Museum collections include works of the "White Mountain
School" of landscape artists, New Hampshire furniture,
and materials associated with the lives and careers of many
noteworthy New Hampshire residents. Visit the New Hampshire
Historical Society's Website at:
http://www.nhhistory.org/
Rhode
Island Historical Society
The library
and museum collections of the Society are vital to the study
of Rhode Island's history. The library's printed collection
includes local, military, economic, social, political, and
ecclesiastical histories; municipal and corporate publications;
and large holdings of Rhode Island newspapers and early imprints.
The library's genealogy section is among the largest in New
England. Manuscript collections date from 1652 to the present.
Researchers will find personal papers and organizational records.

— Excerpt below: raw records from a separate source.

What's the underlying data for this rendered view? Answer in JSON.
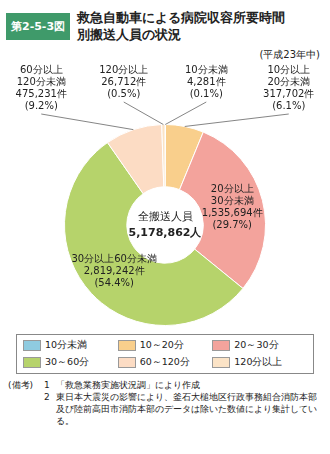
{
  "chart_data": {
    "type": "pie",
    "figure_label": "第2-5-3図",
    "title": "救急自動車による病院収容所要時間\n別搬送人員の状況",
    "subtitle": "(平成23年中)",
    "categories": [
      "10分未満",
      "10分以上\n20分未満",
      "20分以上\n30分未満",
      "30分以上60分未満",
      "60分以上\n120分未満",
      "120分以上"
    ],
    "values": [
      4281,
      317702,
      1535694,
      2819242,
      475231,
      26712
    ],
    "value_labels": [
      "4,281件",
      "317,702件",
      "1,535,694件",
      "2,819,242件",
      "475,231件",
      "26,712件"
    ],
    "percentages": [
      0.1,
      6.1,
      29.7,
      54.4,
      9.2,
      0.5
    ],
    "percentage_labels": [
      "(0.1%)",
      "(6.1%)",
      "(29.7%)",
      "(54.4%)",
      "(9.2%)",
      "(0.5%)"
    ],
    "colors": [
      "#8fcbe0",
      "#f9cf8c",
      "#f3a39c",
      "#b6d36b",
      "#fcdcc4",
      "#fbe3c6"
    ],
    "data_labels": true,
    "legend": "bottom",
    "legend_labels": [
      "10分未満",
      "10～20分",
      "20～30分",
      "30～60分",
      "60～120分",
      "120分以上"
    ],
    "center_title": "全搬送人員",
    "center_value": 5178862,
    "center_value_label": "5,178,862人",
    "notes": {
      "heading": "(備考)",
      "items": [
        {
          "number": "1",
          "text": "「救急業務実施状況調」により作成"
        },
        {
          "number": "2",
          "text": "東日本大震災の影響により、釜石大槌地区行政事務組合消防本部及び陸前高田市消防本部のデータは除いた数値により集計している。"
        }
      ]
    }
  }
}
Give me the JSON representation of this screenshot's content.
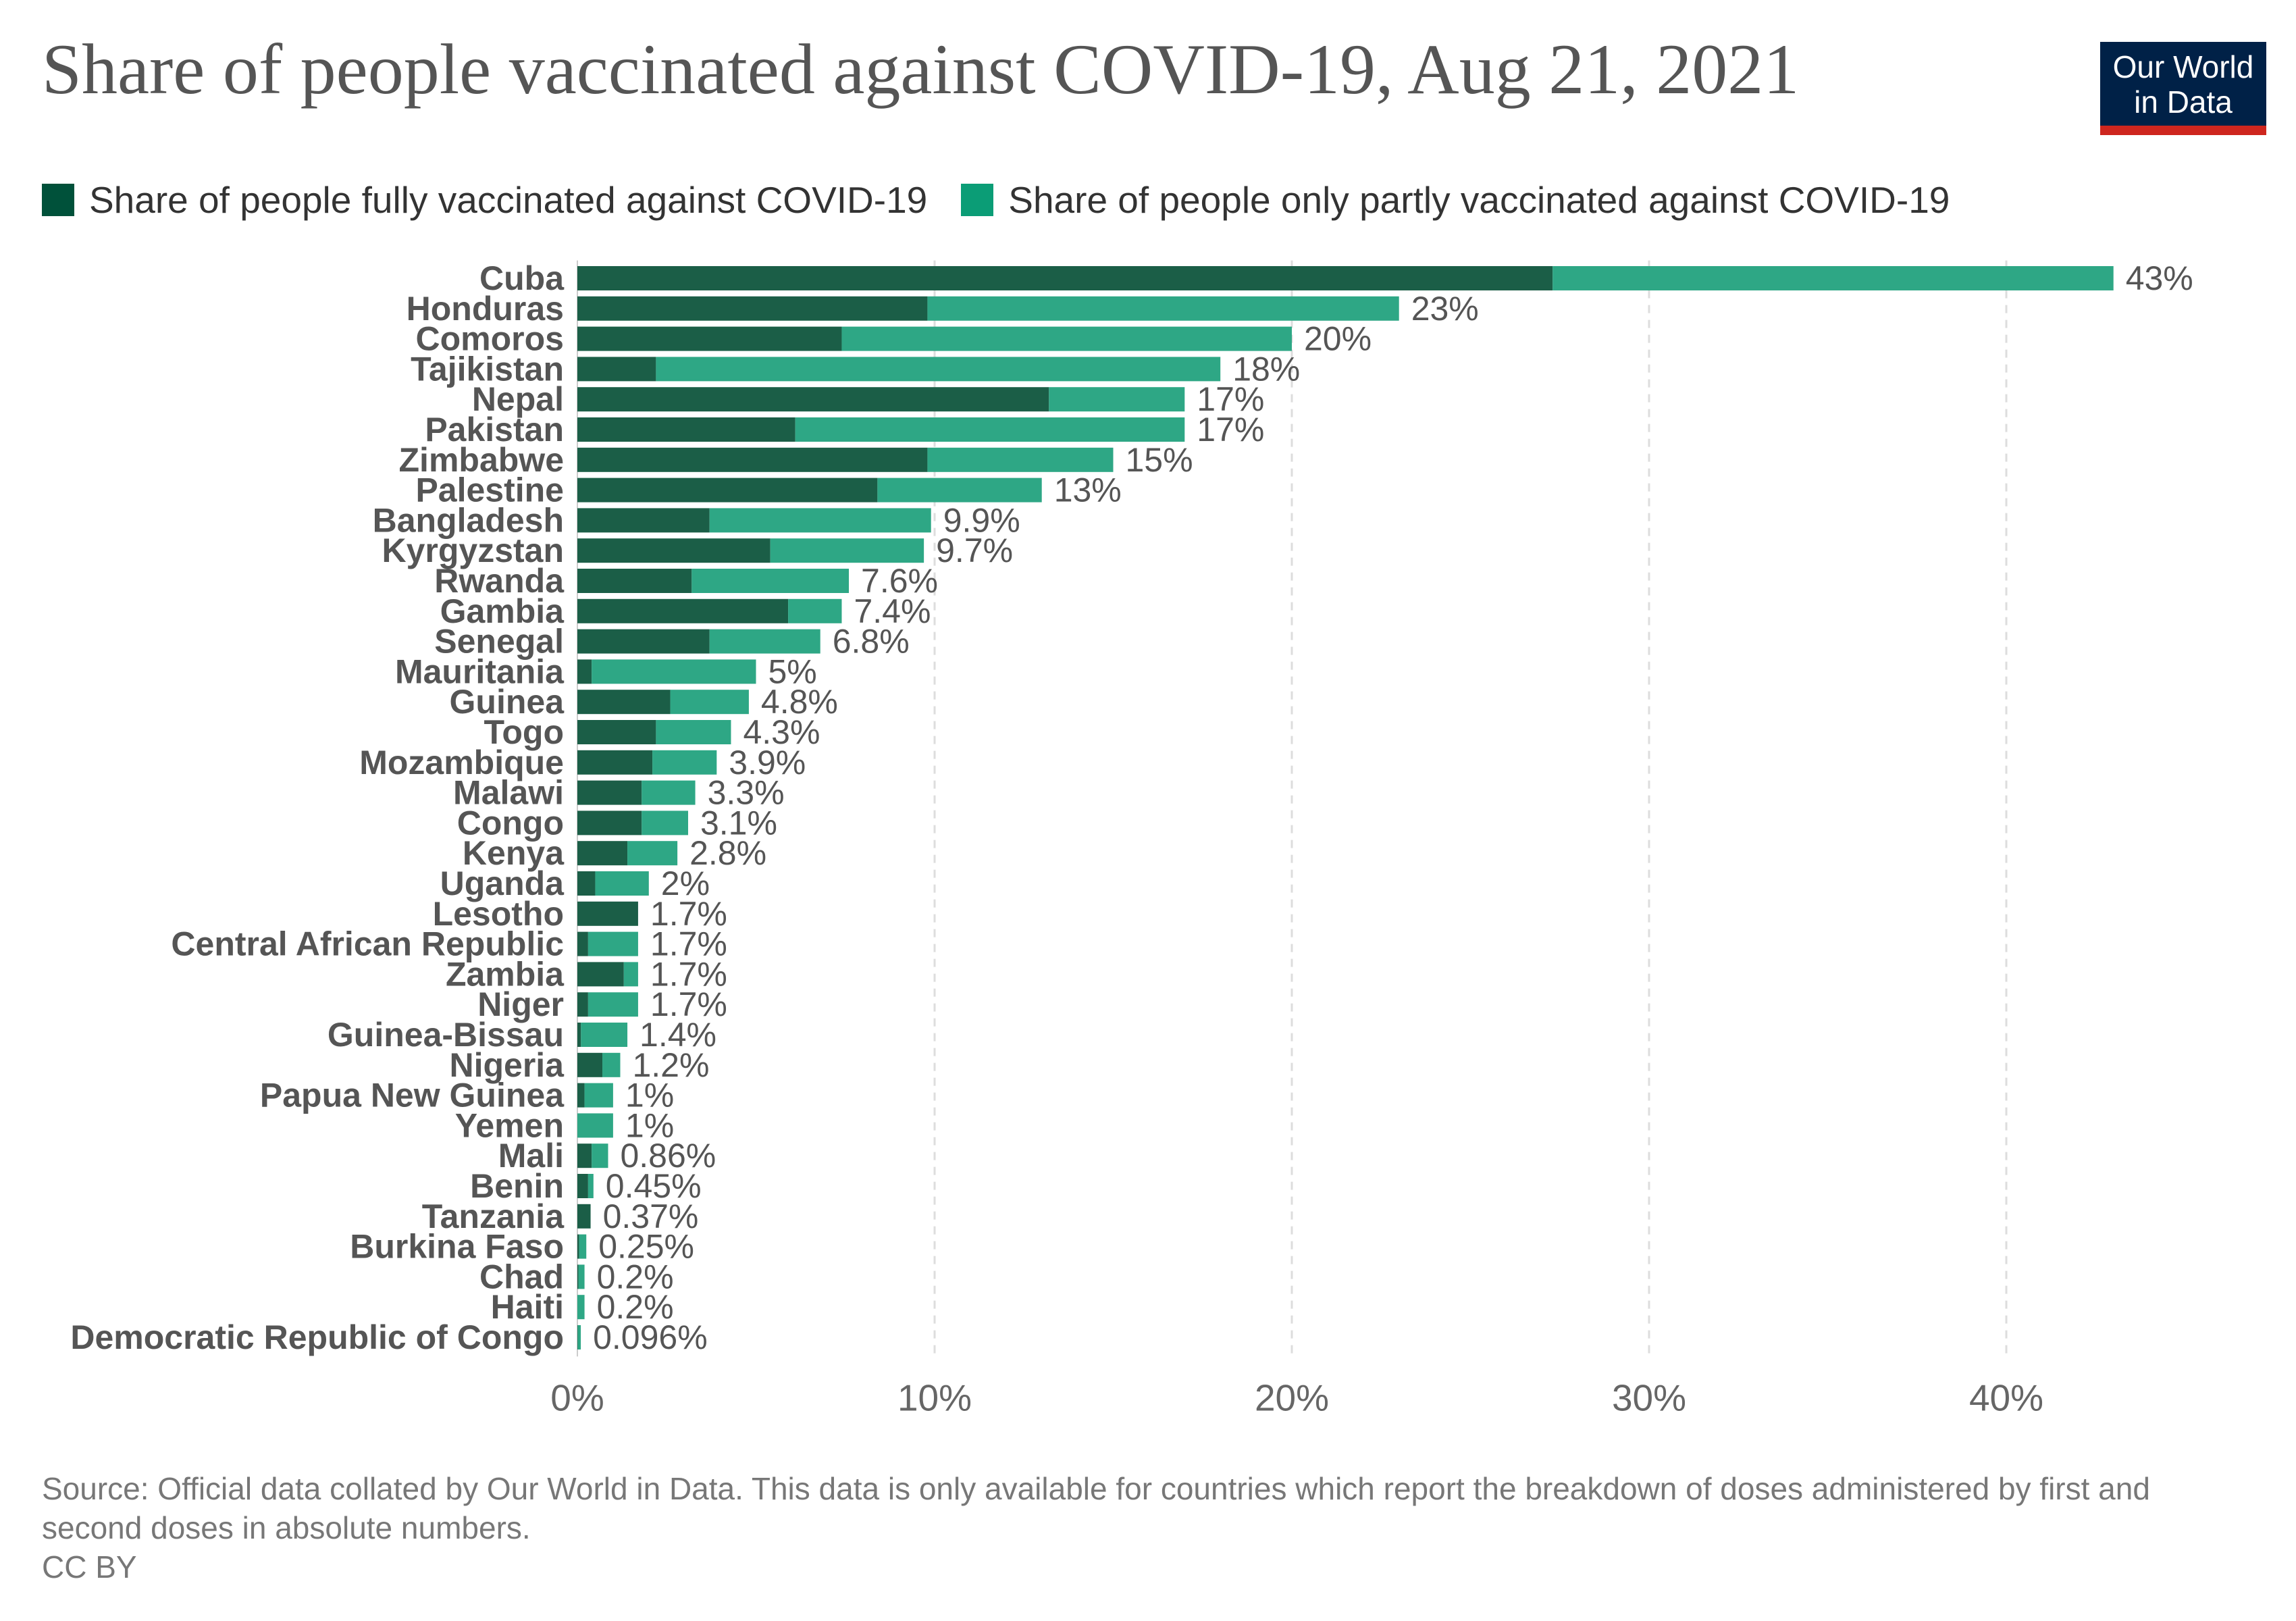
{
  "title": "Share of people vaccinated against COVID-19, Aug 21, 2021",
  "logo": {
    "line1": "Our World",
    "line2": "in Data"
  },
  "legend": [
    {
      "label": "Share of people fully vaccinated against COVID-19",
      "color": "#00513a"
    },
    {
      "label": "Share of people only partly vaccinated against COVID-19",
      "color": "#0b9d76"
    }
  ],
  "footer": {
    "source": "Source: Official data collated by Our World in Data. This data is only available for countries which report the breakdown of doses administered by first and second doses in absolute numbers.",
    "license": "CC BY"
  },
  "chart_data": {
    "type": "bar",
    "orientation": "horizontal",
    "stacked": true,
    "title": "Share of people vaccinated against COVID-19, Aug 21, 2021",
    "xlabel": "",
    "ylabel": "",
    "xlim": [
      0,
      45
    ],
    "x_ticks": [
      "0%",
      "10%",
      "20%",
      "30%",
      "40%"
    ],
    "x_tick_values": [
      0,
      10,
      20,
      30,
      40
    ],
    "grid": "vertical dashed",
    "legend_position": "top-left",
    "categories": [
      "Cuba",
      "Honduras",
      "Comoros",
      "Tajikistan",
      "Nepal",
      "Pakistan",
      "Zimbabwe",
      "Palestine",
      "Bangladesh",
      "Kyrgyzstan",
      "Rwanda",
      "Gambia",
      "Senegal",
      "Mauritania",
      "Guinea",
      "Togo",
      "Mozambique",
      "Malawi",
      "Congo",
      "Kenya",
      "Uganda",
      "Lesotho",
      "Central African Republic",
      "Zambia",
      "Niger",
      "Guinea-Bissau",
      "Nigeria",
      "Papua New Guinea",
      "Yemen",
      "Mali",
      "Benin",
      "Tanzania",
      "Burkina Faso",
      "Chad",
      "Haiti",
      "Democratic Republic of Congo"
    ],
    "series": [
      {
        "name": "Share of people fully vaccinated against COVID-19",
        "color": "#1b5e47",
        "values": [
          27.3,
          9.8,
          7.4,
          2.2,
          13.2,
          6.1,
          9.8,
          8.4,
          3.7,
          5.4,
          3.2,
          5.9,
          3.7,
          0.4,
          2.6,
          2.2,
          2.1,
          1.8,
          1.8,
          1.4,
          0.5,
          1.7,
          0.3,
          1.3,
          0.3,
          0.1,
          0.7,
          0.2,
          0.0,
          0.4,
          0.3,
          0.37,
          0.05,
          0.03,
          0.0,
          0.01
        ]
      },
      {
        "name": "Share of people only partly vaccinated against COVID-19",
        "color": "#2ea785",
        "values": [
          15.7,
          13.2,
          12.6,
          15.8,
          3.8,
          10.9,
          5.2,
          4.6,
          6.2,
          4.3,
          4.4,
          1.5,
          3.1,
          4.6,
          2.2,
          2.1,
          1.8,
          1.5,
          1.3,
          1.4,
          1.5,
          0.0,
          1.4,
          0.4,
          1.4,
          1.3,
          0.5,
          0.8,
          1.0,
          0.46,
          0.15,
          0.0,
          0.2,
          0.17,
          0.2,
          0.086
        ]
      }
    ],
    "total_labels": [
      "43%",
      "23%",
      "20%",
      "18%",
      "17%",
      "17%",
      "15%",
      "13%",
      "9.9%",
      "9.7%",
      "7.6%",
      "7.4%",
      "6.8%",
      "5%",
      "4.8%",
      "4.3%",
      "3.9%",
      "3.3%",
      "3.1%",
      "2.8%",
      "2%",
      "1.7%",
      "1.7%",
      "1.7%",
      "1.7%",
      "1.4%",
      "1.2%",
      "1%",
      "1%",
      "0.86%",
      "0.45%",
      "0.37%",
      "0.25%",
      "0.2%",
      "0.2%",
      "0.096%"
    ]
  }
}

The graphics collection includes photographs, prints, broadsides,
maps, watercolors, drawings, engravings, and ephemera. Important
museum holdings include collections of Rhode Island furniture,
works of local artists, and historical objects. Visit the Rhode Island Historical
Society's Website at:
http://www.rihs.org/
Schlesinger
Library
Established
in 1943, the Library holds manuscripts, books, periodicals,
photographs, ephemera, oral histories, and audiovisual materials
that document the history of American women in the U.S. and
abroad, primarily during the 19th and 20th centuries. Especially
well-represented are women's rights, social reform, family
history, health, sexuality, work, the professions, Radcliffe
history, and food and culinary history. Over 2,200 manuscript
collections include papers of notables such as Susan B. Anthony
and Harriet Beecher Stowe, of lesser-known women, and of women's
organizations such as the Boston YWCA and the National Organization
for Women. The collection of books and periodicals covers
all aspects of the 19th- and 20th-century social and intellectual
history, and includes many volumes on cookery and household
management. The library offers eight to ten other research
grants, and is part of the Radcliffe Institute's community
of resident fellows who pursue advanced work across a wide
range of academic disciplines, professions, and the creative
arts.
Visit the Schlesinger
Library's Website
Sophia Smith Collection at Smith College
The Sophia Smith Collection at Smith College is an internationally recognized repository of manuscripts, archives, photographs, periodicals and other primary sources in women's history. It consists of over 8000 linear feet of material in manuscript, print, and audiovisual formats that document the historical experience of women in the United States and abroad from the colonial era to the present. Subject strengths include birth control and reproductive rights, women's rights, suffrage, the contemporary women's movement, U.S. women working abroad, the arts (especially theatre), the professions (especially journalism and social work), and middle-class family life in nineteenth- and twentieth-century New England.
Visit the Sophia Smith Collection's website
Vermont
Historical Society
The Society
collects, preserves, and makes available a wide variety of
materials documenting the history and people of Vermont. The
Society's manuscript collection is particularly strong in
family history, agriculture, railroads, religion, emigration,
government and politics, and early crafts and trades. Books
and pamphlets date from the 1770s to the present and address
all aspects of Vermont history. Other important library collections
include maps, broadsides, periodicals, photographs, and genealogy.
The Society's museum holds more than 20,000 artifacts of Vermont
history, including paintings, furniture, and decorative-arts
objects.
The Vermont Historical Society will not host NERFC fellows in 2009—2010.